According to a recent study by the Insurance Research Council, in 2019, 12.6% of motorists were uninsured. The statistics for Washington State are even worse, where an estimated 21.7% of motorists in 2019 were uninsured – nearly double the national average.

And many of those drivers who do have car insurance frankly don’t have enough to cover serious or catastrophic injuries. Washington requires drivers to carry auto policy limits of 25/50/10, which is shorthand for:

  • $25,000 per person injured by the fault of the driver,
  • $50,000 per accident (regardless of the number of people injured by the driver), and
  • $10,000 in total property damage.

$25,000 is not very much, especially given the cost of healthcare today. A single surgery or a few days’ stay in the hospital could easily cost that much, if not more. Given these realties, the best thing every person can do to protect themselves is maximize their Personal Injury Protection (PIP) and Underinsured Motorist (UIM) Benefits.


As explained by Ray Kahler earlier this year, PIP helps pay for your medical bills, wage loss, and household services in the event of a car collision, regardless of who was at fault. And unlike health insurance, PIP is not subject to deductibles, copays, coinsurance, or arbitrary limits on the number of times you can receive certain services.


UIM covers you if you are injured in a car collision because of the fault of another person, but that person either has no insurance or doesn’t have enough insurance to fully compensate you. UIM covers not just medical care, wage loss, and household services, but any injuries and damages caused by the at-fault driver, up to your UIM policy limits. By default, auto insurance policies provide UIM coverage equal to your liability limits.
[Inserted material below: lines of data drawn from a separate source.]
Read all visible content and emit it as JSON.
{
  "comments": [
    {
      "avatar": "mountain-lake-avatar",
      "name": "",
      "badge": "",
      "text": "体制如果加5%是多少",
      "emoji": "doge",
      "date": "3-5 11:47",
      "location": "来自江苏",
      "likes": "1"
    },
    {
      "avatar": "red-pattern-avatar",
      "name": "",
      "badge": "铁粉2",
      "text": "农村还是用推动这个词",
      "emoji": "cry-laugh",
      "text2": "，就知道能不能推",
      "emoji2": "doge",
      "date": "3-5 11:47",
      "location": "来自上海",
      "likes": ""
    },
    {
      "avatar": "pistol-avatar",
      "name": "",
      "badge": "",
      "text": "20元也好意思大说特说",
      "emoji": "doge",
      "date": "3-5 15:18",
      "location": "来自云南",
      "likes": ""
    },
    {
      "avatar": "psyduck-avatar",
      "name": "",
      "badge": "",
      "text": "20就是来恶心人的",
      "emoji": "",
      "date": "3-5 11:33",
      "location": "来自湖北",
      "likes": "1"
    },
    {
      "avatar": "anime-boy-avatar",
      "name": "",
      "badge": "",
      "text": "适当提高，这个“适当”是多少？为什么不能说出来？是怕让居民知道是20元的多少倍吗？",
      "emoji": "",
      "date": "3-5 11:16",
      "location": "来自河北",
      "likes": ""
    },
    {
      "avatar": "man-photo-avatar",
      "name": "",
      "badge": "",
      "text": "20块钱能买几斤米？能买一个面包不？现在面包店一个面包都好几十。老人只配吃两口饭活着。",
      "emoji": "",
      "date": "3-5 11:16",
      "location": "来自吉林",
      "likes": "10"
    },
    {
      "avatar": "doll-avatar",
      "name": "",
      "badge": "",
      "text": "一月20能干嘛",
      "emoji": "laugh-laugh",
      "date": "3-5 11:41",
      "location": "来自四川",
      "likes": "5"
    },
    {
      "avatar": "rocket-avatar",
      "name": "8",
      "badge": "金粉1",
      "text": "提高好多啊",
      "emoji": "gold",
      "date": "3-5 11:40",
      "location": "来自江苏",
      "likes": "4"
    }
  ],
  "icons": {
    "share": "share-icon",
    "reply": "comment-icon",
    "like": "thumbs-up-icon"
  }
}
But you have the option to lower your UIM limits, or even have no UIM at all, by signing a waiver.

With all this in mind, it is a good idea to check your auto insurance policy and make any changes you can afford to maximize your PIP and UIM. Check whether you’ve signed a PIP or UIM waiver and if so, consider revoking it. Also check what your liability limits are – which affect how much UIM you can have – and consider raising those limits as well. These changes will raise your insurance premiums. But if you ever find yourself in the terrible position of being seriously injured by an underinsured motorist, your insurance will be there to help ease the burden.